Now my publishers, the lovely people at Lion Fiction, have had the chance to read the complete text of Edwin: High King of Northumbria they’ve written a fresh draft of the back cover copy. I’d be very grateful if you could read it and let me know what you think.

Edwin: High King of Britain | Back Cover Copy

Edwin is a king. Yet he is about to be betrayed and butchered.

Edwin, the long-exiled king of Northumbria, thought he had found sanctuary at the court of King Rædwald – his friend and now protector.

But as Rædwald faces the draw of riches and the fear of bloodshed, rumours abound that he will not hold firm to their bond.

As Edwin contemplates his fate and the futility of escape, hope is offered by a messenger from an unknown god. It is prophesied that Edwin will ascend to greater power than any of his forefathers.

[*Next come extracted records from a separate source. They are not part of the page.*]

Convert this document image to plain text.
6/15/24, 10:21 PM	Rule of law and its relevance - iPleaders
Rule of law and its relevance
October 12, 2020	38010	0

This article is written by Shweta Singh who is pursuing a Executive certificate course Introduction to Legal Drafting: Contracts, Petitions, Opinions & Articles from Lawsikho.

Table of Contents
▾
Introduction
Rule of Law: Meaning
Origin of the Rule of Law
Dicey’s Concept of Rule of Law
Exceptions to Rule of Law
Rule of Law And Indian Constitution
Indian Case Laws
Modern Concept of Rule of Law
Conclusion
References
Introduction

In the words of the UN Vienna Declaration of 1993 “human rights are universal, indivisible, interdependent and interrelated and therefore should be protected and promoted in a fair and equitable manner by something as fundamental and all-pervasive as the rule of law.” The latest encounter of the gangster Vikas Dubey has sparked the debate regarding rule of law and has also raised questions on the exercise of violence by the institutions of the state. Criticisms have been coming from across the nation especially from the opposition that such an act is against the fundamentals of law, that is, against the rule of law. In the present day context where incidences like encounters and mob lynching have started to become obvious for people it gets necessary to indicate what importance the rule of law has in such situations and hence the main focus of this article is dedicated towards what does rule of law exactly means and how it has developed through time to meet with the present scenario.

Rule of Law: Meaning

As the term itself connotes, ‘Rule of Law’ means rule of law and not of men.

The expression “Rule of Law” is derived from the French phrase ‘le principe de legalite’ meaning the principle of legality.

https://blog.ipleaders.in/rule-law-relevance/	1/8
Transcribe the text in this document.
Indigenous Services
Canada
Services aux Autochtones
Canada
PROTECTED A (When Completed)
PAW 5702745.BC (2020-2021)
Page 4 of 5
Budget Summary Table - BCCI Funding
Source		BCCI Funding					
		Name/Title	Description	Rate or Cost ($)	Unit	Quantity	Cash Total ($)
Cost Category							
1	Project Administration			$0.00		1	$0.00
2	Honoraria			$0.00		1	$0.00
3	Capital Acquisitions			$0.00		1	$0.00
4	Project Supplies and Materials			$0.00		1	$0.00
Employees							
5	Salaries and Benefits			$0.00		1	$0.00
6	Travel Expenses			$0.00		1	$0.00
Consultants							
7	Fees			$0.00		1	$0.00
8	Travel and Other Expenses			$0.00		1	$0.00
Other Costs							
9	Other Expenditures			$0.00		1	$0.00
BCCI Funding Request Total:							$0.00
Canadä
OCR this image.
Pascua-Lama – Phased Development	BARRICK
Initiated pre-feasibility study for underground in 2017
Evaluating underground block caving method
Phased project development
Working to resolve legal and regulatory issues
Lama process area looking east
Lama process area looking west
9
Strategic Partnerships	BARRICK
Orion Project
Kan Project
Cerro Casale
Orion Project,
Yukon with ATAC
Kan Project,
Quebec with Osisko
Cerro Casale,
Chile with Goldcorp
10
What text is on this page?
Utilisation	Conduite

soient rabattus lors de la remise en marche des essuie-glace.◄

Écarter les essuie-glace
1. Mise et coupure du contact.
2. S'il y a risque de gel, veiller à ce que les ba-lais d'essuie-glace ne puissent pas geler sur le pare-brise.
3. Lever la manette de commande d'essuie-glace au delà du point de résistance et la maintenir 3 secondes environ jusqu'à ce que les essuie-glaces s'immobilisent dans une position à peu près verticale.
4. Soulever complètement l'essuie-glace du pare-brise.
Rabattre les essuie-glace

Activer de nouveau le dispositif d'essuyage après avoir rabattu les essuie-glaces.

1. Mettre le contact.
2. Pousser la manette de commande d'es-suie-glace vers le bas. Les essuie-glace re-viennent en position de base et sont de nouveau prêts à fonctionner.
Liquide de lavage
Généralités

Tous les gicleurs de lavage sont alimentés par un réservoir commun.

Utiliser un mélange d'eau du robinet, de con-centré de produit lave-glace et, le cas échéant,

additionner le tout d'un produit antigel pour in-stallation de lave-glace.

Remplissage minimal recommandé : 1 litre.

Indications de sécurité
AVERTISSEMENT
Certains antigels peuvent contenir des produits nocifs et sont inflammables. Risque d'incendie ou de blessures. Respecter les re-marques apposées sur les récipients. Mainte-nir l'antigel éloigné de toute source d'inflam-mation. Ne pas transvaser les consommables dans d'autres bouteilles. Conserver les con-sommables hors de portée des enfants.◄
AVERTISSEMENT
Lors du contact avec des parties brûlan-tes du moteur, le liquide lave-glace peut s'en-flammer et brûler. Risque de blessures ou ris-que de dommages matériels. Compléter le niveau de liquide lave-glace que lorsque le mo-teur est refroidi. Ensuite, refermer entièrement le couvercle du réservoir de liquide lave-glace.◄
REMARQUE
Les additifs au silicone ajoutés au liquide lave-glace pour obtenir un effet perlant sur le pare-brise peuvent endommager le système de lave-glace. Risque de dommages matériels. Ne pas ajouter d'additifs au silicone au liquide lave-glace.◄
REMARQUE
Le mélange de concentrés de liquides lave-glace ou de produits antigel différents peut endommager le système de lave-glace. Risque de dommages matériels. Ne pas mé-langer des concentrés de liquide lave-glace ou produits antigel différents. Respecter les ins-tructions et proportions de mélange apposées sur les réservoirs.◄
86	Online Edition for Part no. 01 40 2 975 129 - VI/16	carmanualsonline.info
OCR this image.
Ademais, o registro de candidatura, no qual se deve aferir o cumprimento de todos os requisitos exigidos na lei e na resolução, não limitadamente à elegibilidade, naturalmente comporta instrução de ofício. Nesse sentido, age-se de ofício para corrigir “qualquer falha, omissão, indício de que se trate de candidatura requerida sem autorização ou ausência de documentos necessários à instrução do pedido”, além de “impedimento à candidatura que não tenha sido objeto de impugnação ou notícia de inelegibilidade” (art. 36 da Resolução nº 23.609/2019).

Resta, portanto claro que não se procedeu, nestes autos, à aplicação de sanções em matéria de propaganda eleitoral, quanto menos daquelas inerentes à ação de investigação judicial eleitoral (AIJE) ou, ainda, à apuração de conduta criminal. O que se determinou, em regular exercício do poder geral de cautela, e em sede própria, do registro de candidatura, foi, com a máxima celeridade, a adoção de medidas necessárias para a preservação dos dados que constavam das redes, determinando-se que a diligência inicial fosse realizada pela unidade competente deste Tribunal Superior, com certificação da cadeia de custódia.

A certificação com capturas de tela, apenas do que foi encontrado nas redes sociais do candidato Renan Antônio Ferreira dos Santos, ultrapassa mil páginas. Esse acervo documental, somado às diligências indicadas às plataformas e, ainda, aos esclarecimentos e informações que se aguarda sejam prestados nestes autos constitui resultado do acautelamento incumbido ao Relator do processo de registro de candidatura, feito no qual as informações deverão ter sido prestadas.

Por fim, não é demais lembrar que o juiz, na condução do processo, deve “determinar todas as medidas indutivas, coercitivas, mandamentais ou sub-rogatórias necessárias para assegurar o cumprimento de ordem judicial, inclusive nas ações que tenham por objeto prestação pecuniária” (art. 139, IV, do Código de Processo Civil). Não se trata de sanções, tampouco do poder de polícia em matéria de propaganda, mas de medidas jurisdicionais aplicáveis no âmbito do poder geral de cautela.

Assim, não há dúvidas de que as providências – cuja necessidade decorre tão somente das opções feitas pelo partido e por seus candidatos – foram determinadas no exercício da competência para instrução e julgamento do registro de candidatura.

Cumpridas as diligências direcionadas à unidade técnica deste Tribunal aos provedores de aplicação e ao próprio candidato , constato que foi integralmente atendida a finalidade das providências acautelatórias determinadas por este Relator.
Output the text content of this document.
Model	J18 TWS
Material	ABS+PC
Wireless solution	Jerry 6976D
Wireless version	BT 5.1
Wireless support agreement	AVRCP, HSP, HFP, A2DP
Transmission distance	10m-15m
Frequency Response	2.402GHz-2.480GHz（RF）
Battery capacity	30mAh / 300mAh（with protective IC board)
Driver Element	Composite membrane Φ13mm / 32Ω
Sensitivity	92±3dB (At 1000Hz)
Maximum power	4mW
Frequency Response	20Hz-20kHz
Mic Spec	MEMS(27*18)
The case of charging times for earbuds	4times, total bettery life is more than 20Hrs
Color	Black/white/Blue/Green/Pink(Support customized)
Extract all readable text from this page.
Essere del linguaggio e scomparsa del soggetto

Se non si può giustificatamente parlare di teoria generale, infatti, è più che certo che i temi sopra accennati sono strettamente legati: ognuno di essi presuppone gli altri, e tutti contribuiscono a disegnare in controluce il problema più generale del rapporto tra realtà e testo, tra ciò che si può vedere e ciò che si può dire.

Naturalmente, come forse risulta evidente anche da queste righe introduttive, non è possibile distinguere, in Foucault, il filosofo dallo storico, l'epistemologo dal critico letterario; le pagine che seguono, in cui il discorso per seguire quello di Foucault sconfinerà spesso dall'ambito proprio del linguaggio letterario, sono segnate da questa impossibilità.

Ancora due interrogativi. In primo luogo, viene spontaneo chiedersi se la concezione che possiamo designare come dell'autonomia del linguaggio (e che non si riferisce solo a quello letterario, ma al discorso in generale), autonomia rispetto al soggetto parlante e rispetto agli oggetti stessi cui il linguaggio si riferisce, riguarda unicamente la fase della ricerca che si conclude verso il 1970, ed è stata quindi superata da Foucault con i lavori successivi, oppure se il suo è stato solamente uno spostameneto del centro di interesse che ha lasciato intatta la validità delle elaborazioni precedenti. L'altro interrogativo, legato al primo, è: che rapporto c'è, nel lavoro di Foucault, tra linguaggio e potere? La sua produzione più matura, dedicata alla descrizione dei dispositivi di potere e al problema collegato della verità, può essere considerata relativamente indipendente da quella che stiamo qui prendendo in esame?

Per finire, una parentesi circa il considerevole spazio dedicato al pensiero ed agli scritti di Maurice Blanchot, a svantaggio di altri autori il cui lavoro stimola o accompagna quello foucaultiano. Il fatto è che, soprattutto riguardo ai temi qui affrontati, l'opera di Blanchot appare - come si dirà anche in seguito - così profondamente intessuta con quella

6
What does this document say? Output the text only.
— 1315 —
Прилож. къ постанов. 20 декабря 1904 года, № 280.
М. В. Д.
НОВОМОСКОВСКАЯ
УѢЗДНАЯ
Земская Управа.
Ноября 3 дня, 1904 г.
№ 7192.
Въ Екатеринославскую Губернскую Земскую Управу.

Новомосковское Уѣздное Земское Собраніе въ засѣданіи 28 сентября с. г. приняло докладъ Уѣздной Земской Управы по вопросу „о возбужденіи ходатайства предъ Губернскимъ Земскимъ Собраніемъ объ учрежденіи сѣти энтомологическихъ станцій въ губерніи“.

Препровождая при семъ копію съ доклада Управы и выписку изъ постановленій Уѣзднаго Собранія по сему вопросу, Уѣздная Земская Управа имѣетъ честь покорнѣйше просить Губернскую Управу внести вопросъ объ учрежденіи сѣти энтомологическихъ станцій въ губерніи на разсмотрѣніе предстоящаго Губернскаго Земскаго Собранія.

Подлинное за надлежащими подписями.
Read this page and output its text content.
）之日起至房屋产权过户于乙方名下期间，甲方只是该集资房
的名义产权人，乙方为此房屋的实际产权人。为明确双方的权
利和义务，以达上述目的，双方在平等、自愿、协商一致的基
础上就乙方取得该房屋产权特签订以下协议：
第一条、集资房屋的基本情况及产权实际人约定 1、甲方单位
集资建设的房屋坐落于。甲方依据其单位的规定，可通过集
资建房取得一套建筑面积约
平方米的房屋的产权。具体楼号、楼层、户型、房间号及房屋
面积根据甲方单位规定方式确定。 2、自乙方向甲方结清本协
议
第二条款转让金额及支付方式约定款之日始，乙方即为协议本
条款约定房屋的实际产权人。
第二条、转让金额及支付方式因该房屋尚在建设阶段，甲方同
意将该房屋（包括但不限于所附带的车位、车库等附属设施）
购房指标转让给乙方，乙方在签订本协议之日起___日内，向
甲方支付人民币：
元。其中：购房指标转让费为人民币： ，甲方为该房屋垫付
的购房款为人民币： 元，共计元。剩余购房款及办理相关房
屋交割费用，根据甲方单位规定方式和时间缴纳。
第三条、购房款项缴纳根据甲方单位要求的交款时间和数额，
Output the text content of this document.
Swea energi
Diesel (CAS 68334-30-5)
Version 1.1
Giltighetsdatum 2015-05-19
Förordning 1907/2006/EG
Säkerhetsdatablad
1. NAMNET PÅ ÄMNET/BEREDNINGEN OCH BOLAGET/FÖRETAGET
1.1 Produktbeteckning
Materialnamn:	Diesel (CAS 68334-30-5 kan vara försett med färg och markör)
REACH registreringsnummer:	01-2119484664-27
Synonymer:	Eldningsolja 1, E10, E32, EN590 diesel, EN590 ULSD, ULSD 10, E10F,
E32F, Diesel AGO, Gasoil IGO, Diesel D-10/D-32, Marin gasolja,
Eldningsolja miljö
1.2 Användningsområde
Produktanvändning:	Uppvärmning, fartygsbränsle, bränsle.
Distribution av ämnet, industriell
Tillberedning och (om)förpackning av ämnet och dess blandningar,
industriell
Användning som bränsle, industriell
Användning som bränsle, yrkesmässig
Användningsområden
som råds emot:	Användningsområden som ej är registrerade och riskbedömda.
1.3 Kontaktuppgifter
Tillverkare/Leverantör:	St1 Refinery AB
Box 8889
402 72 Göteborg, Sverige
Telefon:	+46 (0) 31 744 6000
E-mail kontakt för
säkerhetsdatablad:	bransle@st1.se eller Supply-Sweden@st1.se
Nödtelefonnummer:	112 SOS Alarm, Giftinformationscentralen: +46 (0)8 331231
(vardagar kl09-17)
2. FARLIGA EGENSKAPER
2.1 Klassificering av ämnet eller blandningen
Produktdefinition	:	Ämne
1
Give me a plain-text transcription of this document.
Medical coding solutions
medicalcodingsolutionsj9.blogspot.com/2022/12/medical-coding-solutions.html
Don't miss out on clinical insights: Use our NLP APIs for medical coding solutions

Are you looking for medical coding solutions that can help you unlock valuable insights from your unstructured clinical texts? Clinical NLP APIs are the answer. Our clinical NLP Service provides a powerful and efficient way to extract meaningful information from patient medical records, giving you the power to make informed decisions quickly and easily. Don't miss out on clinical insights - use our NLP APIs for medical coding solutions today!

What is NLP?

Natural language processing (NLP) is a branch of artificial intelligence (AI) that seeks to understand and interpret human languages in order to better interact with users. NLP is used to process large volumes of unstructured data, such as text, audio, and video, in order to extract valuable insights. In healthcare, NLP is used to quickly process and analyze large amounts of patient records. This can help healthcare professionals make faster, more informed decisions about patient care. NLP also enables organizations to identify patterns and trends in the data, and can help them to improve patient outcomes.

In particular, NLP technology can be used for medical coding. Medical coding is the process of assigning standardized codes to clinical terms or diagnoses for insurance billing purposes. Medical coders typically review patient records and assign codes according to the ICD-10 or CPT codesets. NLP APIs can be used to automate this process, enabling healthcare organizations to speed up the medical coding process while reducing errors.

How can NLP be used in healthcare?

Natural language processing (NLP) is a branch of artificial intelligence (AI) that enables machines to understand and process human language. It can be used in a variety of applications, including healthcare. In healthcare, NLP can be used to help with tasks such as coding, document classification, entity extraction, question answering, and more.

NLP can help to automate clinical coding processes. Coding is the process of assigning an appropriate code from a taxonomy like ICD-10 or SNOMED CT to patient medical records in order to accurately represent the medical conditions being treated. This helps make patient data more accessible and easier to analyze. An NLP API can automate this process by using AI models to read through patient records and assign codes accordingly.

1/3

Through cunning victory in battle and a strategic marriage to the Kentish princess Æthelburh, Edwin’s power grows.

But his new wife and her missionary priests bring more than political alliance. Where should Edwin look to for a power not of this earth: with their new God, or with the Anglo-Saxon gods of old? And can any power raise Edwin above all other thrones?

Edwin: High King of Britain is the first book in The Northumbrian Thrones trilogy – a riveting read seeped in the intrigues, bloody battles, and romance of the kings of Anglo-Saxon Britain.